Hurricanes and tornadoes, fires and floods, hailstorms and drought. The natural disasters keep adding up. So does the expense.

Last week, the National Oceanic and Atmospheric Administration reported that the U.S. had 16 billion-dollar weather disasters in 2017 — tying the record — carrying a total bill of $306 billion, more than $90 billion more than the previous high. Minnesota was one of 13 states (plus Puerto Rico) visited by such a calamity, a string of June hailstorms that racked up some $2.5 billion in damage in the metro area.

The year featured three of the nation's five most expensive hurricanes: Harvey in Texas, Irma in Florida, Maria in Puerto Rico. The bill for Western wildfires was put at $18 billion, triple the previous high. And the cost keeps climbing. Last week in Southern California, hillsides that had lost their vegetation to fire started giving way in belated winter rains, bringing horrendous mudslides.

Climate change is without a doubt part of the problem. We have criticized this administration's unwillingness to grasp that reality, and we renew that criticism today. But another aspect is the continued insistence on development in high-risk areas, and the market distortions that mask or subsidize the cost of that development.

A century ago, a hurricane could blow into Florida and not find much beyond swamp and shacks. Today, Florida is the third-most-populated state. Houston is one of the nation's largest metro areas, but it remains flood-prone and resistant to zoning and development restrictions. California, hard-hit by fires in both the wine country in the north and the hills in the south, is looking for ways to mute the effect that the fires figure to have on insurance premiums.

People want to live on the coast.

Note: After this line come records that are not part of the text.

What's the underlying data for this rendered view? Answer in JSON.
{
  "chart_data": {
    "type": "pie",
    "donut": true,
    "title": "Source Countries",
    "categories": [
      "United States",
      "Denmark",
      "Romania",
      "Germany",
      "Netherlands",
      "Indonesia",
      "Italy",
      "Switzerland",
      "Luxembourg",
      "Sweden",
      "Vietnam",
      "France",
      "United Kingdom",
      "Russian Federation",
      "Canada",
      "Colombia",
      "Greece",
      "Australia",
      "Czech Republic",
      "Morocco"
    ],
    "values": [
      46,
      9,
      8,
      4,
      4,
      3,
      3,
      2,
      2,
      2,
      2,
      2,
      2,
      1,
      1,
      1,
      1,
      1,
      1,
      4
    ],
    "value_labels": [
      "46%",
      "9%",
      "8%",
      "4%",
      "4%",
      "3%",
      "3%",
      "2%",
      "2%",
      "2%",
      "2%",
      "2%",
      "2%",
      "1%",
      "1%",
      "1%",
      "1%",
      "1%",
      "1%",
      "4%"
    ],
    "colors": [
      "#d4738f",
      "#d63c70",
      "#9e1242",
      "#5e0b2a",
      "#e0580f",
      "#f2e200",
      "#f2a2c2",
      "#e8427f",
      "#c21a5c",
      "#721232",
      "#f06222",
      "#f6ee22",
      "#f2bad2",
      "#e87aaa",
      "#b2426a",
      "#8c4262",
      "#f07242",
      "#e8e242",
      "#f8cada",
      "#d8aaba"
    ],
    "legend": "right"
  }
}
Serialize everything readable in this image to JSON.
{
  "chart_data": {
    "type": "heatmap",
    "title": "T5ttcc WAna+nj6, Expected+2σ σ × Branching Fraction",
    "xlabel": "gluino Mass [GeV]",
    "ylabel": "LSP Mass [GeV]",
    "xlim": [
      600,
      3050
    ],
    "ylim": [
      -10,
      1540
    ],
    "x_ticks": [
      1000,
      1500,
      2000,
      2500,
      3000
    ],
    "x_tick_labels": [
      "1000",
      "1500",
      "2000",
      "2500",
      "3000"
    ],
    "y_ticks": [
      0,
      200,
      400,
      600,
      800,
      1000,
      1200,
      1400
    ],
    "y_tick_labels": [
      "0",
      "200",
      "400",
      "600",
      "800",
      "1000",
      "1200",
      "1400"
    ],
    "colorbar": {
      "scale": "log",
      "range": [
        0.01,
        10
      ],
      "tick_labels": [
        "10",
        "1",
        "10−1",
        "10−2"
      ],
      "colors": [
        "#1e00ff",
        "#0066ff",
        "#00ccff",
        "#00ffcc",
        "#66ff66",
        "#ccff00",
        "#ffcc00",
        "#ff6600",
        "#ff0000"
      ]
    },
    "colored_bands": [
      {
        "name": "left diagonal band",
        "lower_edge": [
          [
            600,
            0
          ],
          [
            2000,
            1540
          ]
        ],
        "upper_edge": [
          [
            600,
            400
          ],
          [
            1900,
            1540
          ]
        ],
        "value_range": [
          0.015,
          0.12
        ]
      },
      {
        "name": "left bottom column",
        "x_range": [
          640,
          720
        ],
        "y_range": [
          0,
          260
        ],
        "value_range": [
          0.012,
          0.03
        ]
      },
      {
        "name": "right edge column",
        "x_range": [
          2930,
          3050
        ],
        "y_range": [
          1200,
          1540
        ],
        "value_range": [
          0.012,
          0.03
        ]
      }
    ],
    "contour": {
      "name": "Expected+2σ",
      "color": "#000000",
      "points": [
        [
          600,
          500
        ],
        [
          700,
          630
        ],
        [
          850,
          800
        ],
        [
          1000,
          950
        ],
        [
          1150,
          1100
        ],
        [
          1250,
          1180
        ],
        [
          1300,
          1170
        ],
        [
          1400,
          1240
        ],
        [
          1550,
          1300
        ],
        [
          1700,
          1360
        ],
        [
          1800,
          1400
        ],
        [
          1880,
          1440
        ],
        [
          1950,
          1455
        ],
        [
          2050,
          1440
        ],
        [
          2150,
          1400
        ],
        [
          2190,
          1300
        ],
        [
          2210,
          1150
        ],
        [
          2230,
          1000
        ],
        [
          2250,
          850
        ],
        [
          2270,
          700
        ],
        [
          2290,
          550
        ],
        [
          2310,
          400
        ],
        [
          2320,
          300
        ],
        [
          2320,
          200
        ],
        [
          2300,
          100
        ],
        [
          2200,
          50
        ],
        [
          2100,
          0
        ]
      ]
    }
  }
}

We get that. But as the planet warms and the extremes intensify, the risk grows and the costs mount. Insurance premiums are a blunt tool for discouraging risky investments, but they have a role to play.

When California and Florida officials talk about ensuring "accessibility" to insurance, they are also saying that those who don't live and build in high-risk areas must subsidize those who do. That approach will only continue the escalating cycle of disaster and destruction.